Вокруг тяжело, с протяжными стонами и тяжелыми вздохами поднимались воскресающие покойники. Влажное чмоканье доносилось с трупов, на которых затягивались глубокие полостные раны. Срастающиеся кости трещали, как деревья в морозную ночь, клубки выпавших внутренностей распадались и, подобно змеям, вползали в животы. Отсеченные конечности в конвульсиях прыгали по земле – ни дать ни взять вытащенные на берег рыбы. В последнем прыжке каждая возвращалась на то место, с которого была отрублена. С нарочитой медлительностью и страдальческими гримасами на грязных лицах обреченные воины поднимались на ноги и плелись, не поднимая лиц, навстречу друг другу. Солдаты с цветками занимали место у стен и цитадели, солдаты с волком брели наружу, чтобы выстроиться в нестройную толпу под стенами, у моста и ворот. Бывшие и будущие враги словно не замечали друг друга, сталкивались плечами, и, не обращая на это внимания, понуро шли дальше.
Во рву они даже помогали выбраться наружу людям с чужим гербом на груди. Несколько глоток без всякого выражения, словно отдавая дань полузабытому ритуалу, выкрикивали проклятия графу Дармаланну. В воздухе свистели стрелы и камни, возвращавшиеся к выпустившим их орудиям.
Кони, успевшие миновать мост до того, как по нему плотной толпой в обоих направлениях потекли воины, теперь припустили к лесу. Их не надо было подгонять. Хак снова сжал голову руками и, тихо подвывая, упал на шею Красавчику. Дальвиг то и дело оглядывался, ожидая погони.
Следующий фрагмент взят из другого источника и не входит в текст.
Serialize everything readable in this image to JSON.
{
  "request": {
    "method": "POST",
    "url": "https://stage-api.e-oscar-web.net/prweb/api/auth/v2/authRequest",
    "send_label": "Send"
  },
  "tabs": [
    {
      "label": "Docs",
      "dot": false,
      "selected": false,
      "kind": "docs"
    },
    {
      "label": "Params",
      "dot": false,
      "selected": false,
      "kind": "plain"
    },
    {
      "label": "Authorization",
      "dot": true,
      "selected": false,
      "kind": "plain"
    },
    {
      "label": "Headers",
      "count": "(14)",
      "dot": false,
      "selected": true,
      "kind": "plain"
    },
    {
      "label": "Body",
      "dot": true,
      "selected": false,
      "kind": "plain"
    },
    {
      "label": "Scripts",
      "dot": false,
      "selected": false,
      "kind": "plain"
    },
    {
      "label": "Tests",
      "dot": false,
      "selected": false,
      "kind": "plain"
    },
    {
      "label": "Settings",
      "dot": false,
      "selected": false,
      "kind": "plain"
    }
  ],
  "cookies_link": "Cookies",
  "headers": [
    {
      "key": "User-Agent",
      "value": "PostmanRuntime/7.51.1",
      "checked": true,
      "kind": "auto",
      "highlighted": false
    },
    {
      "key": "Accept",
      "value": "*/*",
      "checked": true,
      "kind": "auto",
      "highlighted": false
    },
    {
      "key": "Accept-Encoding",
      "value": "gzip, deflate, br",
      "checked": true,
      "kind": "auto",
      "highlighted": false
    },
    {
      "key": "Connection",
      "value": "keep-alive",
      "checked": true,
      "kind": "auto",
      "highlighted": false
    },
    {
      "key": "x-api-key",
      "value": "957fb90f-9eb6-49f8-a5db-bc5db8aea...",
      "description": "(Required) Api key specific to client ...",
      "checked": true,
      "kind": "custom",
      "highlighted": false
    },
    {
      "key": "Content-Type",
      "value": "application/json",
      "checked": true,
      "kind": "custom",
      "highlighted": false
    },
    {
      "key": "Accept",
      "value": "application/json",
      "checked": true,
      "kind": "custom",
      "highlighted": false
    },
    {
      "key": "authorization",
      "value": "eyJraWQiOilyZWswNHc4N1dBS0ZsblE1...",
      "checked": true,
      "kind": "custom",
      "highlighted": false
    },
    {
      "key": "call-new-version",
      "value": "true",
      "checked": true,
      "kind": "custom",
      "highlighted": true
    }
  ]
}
Однако лишь некоторые из обретших плоть призраков обратили на них внимание.
– Безумцы! – хрипло прокаркал кто-то. – Зачем вам лишние страдания? Быстрее идите в бой, чтобы получить хоть немного покоя…
Крик заставил обернуться уже многих. Застыв, они смотрели на всадников, не в силах оторвать взгляда.
– Сейчас! – пронесся по толпе легкий, как ветер в кроне дерева, гомон, когда кони достигли опушки. И вдруг, стоило лишь всадникам благополучно исчезнуть под ветвями, отчаянные крики исторглись сразу из сотен глоток. Нечленораздельно вопя и бросая наземь оружие, все, кто стоял снаружи замка и видел удачное бегство, ринулись к лесу. Потрясенный Дальвиг остановил упрямившегося коня и завороженно смотрел, как под полной луной, по запущенному лугу бежит множество сумасшедших в старых, полусгнивших доспехах и одеждах. Даже издалека он видел сияние безумной надежды в глазах несчастных. Эт Кобос смотрел до тех пор, пока невидимая стена не остановила бежавших. Многие как подкошенные падали в траву и катились в ней кубарем; вопли радости сменяло леденящее душу рыдание. Неизвестно, что язвило их больше – боль или крах так внезапно вспыхнувшей надежды?